I decided to create a new series of posts (a category to be more precise) that deals with some searches that reach the blog. I use a pretty nice logging application so it is easy to randomly select a Google search term to discuss about it.
About an hour ago someone in the interwebs searched for “bioinformatic perl or python” and my other blog is the third returned by Google. How can answer this question without praising too much Python or not despising too much perl?
My language of choice was always C/C++ even though it can explode in your face if not handled with care. I also tried Java (did not like it), Visual Basic, Pascal, Delphi and of course Perl, before arriving in Python. The are many differences between Python and Perl, and there aren’t many differences between Python and Perl. Specially for bioinformatics development.
Keep the score and please remind this comparison is for a bioinformatician perspective, or even a curious biologist that wants to learn programming.

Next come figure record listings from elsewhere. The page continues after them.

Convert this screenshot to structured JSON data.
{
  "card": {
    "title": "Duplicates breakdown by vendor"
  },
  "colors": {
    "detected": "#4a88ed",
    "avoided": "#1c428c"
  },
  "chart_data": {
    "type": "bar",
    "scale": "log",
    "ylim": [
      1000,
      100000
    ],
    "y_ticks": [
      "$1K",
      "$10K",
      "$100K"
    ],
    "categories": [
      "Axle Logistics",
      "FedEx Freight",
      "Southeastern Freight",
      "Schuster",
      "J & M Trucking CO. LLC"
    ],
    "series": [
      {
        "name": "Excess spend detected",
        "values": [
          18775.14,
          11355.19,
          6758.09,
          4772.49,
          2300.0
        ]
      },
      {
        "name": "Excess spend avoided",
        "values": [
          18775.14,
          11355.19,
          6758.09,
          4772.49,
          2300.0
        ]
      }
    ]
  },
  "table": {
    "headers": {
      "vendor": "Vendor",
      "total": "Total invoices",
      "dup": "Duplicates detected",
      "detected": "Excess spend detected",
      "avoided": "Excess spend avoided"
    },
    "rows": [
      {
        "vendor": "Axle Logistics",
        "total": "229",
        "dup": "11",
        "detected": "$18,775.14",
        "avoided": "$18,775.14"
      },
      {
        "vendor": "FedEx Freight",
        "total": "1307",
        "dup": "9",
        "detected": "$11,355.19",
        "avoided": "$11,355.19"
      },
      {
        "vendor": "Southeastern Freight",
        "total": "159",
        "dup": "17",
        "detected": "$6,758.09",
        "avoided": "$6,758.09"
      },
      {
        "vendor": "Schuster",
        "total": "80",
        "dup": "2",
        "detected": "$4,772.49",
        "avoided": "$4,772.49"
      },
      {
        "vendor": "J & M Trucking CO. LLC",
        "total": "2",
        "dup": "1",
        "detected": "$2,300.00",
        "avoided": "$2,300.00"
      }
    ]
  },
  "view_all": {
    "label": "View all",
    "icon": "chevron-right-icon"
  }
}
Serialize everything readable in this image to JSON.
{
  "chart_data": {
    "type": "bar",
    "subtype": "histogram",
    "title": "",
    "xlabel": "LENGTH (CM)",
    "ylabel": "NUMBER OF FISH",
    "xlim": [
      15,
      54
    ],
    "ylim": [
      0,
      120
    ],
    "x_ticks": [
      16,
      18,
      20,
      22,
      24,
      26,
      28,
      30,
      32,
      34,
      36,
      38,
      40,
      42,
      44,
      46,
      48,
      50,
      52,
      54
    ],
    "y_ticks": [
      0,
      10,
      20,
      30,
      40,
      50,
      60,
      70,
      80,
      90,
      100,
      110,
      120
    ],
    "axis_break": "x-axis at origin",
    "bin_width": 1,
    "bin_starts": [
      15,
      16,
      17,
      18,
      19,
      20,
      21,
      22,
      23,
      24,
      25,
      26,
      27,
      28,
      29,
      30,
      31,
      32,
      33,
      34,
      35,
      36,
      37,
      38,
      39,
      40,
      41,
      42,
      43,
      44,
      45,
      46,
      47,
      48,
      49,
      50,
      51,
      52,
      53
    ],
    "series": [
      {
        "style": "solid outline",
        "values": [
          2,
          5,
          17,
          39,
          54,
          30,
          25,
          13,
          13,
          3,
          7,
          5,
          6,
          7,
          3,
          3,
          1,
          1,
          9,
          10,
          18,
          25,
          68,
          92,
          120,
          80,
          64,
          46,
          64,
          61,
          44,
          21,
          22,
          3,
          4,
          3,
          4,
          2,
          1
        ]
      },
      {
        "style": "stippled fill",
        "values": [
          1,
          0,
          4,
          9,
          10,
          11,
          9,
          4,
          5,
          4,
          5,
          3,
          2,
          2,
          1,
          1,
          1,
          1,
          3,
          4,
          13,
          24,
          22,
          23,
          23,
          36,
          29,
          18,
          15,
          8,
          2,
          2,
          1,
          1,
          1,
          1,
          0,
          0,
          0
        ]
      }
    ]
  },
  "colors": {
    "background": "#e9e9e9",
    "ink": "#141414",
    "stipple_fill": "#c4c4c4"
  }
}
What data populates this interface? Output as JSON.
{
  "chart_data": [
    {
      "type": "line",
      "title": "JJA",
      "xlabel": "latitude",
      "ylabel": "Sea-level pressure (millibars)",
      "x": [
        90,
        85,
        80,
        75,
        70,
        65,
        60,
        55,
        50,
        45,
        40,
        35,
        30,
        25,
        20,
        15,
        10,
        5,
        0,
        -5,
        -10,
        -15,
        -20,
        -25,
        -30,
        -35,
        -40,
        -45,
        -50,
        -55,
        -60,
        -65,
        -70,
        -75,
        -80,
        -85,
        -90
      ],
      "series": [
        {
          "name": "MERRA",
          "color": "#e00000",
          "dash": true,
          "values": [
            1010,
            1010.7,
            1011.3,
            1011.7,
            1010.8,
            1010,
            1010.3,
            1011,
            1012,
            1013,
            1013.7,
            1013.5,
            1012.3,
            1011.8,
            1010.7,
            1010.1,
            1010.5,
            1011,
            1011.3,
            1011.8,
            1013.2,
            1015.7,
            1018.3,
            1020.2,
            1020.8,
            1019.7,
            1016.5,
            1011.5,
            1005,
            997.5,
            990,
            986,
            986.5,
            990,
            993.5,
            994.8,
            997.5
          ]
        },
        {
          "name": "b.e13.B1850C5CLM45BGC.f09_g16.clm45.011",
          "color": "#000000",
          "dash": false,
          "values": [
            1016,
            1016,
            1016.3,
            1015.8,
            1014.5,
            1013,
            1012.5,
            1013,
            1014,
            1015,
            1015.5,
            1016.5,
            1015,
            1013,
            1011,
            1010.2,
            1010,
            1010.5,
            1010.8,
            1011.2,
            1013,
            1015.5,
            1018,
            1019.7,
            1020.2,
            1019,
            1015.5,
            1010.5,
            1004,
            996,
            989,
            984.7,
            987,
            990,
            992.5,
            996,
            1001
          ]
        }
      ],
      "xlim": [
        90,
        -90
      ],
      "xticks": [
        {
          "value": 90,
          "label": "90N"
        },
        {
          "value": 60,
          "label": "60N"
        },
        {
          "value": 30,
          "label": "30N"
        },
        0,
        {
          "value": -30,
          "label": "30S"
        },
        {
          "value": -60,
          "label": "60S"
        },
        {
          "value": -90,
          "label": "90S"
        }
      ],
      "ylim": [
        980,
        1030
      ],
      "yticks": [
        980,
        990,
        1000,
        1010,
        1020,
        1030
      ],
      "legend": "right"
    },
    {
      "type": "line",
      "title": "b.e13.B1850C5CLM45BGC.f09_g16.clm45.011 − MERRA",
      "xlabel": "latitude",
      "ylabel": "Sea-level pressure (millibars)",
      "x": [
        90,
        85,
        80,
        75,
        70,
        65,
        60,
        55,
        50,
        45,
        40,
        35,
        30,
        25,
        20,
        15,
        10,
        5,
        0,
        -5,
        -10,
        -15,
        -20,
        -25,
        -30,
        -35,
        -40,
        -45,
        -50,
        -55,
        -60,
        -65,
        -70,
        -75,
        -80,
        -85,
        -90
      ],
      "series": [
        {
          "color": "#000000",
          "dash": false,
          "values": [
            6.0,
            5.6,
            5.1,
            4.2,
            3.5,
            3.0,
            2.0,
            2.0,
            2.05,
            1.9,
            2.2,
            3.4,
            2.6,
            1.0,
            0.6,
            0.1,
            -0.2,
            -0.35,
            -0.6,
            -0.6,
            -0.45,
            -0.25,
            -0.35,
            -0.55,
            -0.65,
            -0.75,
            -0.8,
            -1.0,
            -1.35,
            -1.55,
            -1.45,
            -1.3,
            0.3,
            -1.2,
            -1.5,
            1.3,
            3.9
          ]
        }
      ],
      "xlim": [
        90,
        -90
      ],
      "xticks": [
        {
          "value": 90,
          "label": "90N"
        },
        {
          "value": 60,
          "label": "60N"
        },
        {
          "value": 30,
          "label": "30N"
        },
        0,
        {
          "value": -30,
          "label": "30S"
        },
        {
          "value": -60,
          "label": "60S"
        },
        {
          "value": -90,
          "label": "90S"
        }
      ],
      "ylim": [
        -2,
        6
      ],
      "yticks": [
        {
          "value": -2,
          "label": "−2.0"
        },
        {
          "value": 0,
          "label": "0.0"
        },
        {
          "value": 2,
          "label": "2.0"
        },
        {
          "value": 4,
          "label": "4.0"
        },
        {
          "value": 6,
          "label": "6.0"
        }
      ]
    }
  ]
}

In Python, OO (object orientation) is natural, while in Perl is an added layer. Is this important for a bioinformatician? It is relative, depends how much you know programming and what you want to do. OO is really nice even for some simple things, and if it is natural or hacked on the language, does not matter. Tie: Python 1, Perl 1
Python syntax is easy to understand, Perl’s not so much. Python is naturally indented, Perl no. Cleaner syntax, easier to learn, more difficult to make simple mistakes (not 100% true, but let’s assume so). Advantage Python: Python 2, Perl 1
Perl has natural support for regular expressions, which are very handy in a lot of biological tasks. Python has the re module but the regex is not natural. And you bet you are going to use a lot of regex in bioinformatics. Advantage Perl: Python 2, Perl 2
Speed: very similar. In most cases speed is not a problem in bioinformatics applications. Both are interpreted languages, not compiled to bytecode, so if you want speed go check C/C++. Tie: Python 3, Perl 3
Python has an interpreter that can be used interactively. That’s very handy when you are not sure if some technique will work and want to test before wasting hours implementing and failing. If you are learning to program or at least learning Python, that’s very useful. Perl does not have it. Advantage Python: Python 4, Perl 3
Support: Perl has CPAN, Python has Cheese Shop. But Perl has much more third-party modules than Python. On the other hand, Python community is growing. Basically anything you want to do in Perl, might have been already implemented, so there is no reinventing-the-wheel-ism. Advantage Perl: Python 4, Perl 4
Functional programming: according to Wikipedia, FP is a programming paradigm that treats computation as the evaluation of mathematical functions. Like OO, is something that you want to address at a higher level of programming knowledge. Perl has it, but Python’s is better. period. Advantage Python: Python 5, Perl 4
Portability: it is a tie. Both run everywhere and anywhere. Tie: Python 6, Perl 5
GUIs: Python has more possibilities in the GUI department, while Perl is a little behind. If you are a beginner, you probably won’t be making any graphical interfaces, and for most of the stuff in Biology (if you are computer savvy) interfaces are not important. In the end, you type faster than you click. Tie: Python 7, Perl 6
And finally, support of the biological community: Perl, hands down. BioPerl is stronger than BioPython, and more complete, so most of the stuff you want are already there. BioPython is growing (not really that much), but it will take some time to reach the BioPerl level. Perl will also let you talk with more people at conferences, so it is an ice breaker. Advantage Perl: Python 7, Perl 7
It is just a matter of taste. Both languages are well balanced and powerful. Depending on your needs one will be more suited than the other, but in the end both can give you the desired result. Python has a slight advantage of being easier to learn, with a more English-like syntax, while Perl has the slight advantage of a slightly bigger community. You will be happy with both, and in the end it would be fun to know both. There are many ways of doing things, either in Perl or Python.
And remember, this is a perspective of a biologist/bioinformatician.